How Proteins are Studied

  • Proteins can be purified by breaking cells, seperating out class that contains protein of interest, and doing series of chromatography steps.
  • Electrophersis involves loading proteins into a gel and subjecting them to an electric field. This will cause proteins to move at different rates based on charge, mass, shape, separting them into bands.
  • Proteins are identified with mass spectrometry by determining the mass of every peptide fragment, then consulted a database. This is sort of like a hash function you can apply to proteins, so you only have identify proteins the hard way once.
  • X-ray crystallography can determine the 3D structure of proteins, however they must first be coaxed into forming regular arrays of proteins in the same orientation. This can take years of trial and error.

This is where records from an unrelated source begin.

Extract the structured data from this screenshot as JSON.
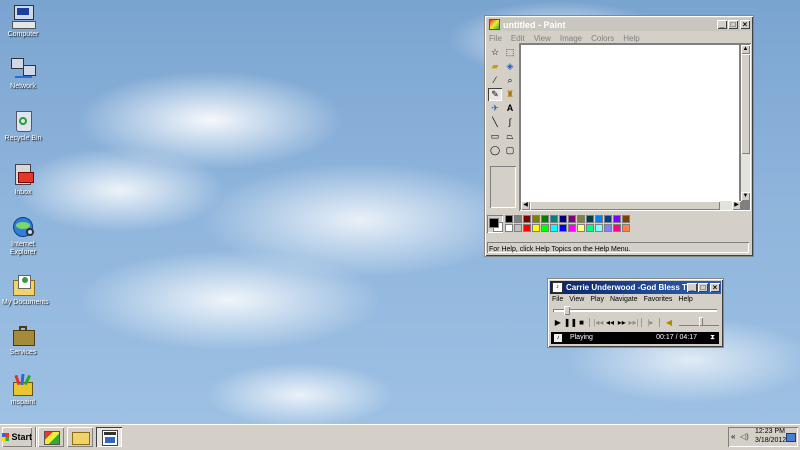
{
  "desktop": {
    "icons": [
      {
        "label": "Computer"
      },
      {
        "label": "Network"
      },
      {
        "label": "Recycle Bin"
      },
      {
        "label": "Inbox"
      },
      {
        "label": "Internet Explorer"
      },
      {
        "label": "My Documents"
      },
      {
        "label": "Services"
      },
      {
        "label": "mspaint"
      }
    ]
  },
  "paint": {
    "title": "untitled - Paint",
    "menu": [
      "File",
      "Edit",
      "View",
      "Image",
      "Colors",
      "Help"
    ],
    "status": "For Help, click Help Topics on the Help Menu.",
    "palette_top": [
      "#000000",
      "#808080",
      "#800000",
      "#808000",
      "#008000",
      "#008080",
      "#000080",
      "#800080",
      "#808040",
      "#004040",
      "#0080ff",
      "#004080",
      "#8000ff",
      "#804000"
    ],
    "palette_bottom": [
      "#ffffff",
      "#c0c0c0",
      "#ff0000",
      "#ffff00",
      "#00ff00",
      "#00ffff",
      "#0000ff",
      "#ff00ff",
      "#ffff80",
      "#00ff80",
      "#80ffff",
      "#8080ff",
      "#ff0080",
      "#ff8040"
    ],
    "foreground_color": "#000000",
    "background_color": "#ffffff"
  },
  "player": {
    "title": "Carrie Underwood -God Bless The Bro...",
    "menu": [
      "File",
      "View",
      "Play",
      "Navigate",
      "Favorites",
      "Help"
    ],
    "status": "Playing",
    "time": "00:17 / 04:17",
    "progress_fraction": 0.07,
    "volume_fraction": 0.55
  },
  "taskbar": {
    "start_label": "Start",
    "clock_time": "12:23 PM",
    "clock_date": "3/18/2012",
    "accent": "#0a246a"
  }
}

  • Bacteria, yeast and cultured mammalian cells are used to mass produce insulin, human growth hormone, and fertility-enhancing drugs. Fertitlity enhancing drugs used to be made by vast amounts of the urine of postmenopausal nuns.
  • Currently, millions of proteins have been sequenced, with a doubling time of around 2 years. The vast majority of proteins seem to belong to about 10k-20k structural domains.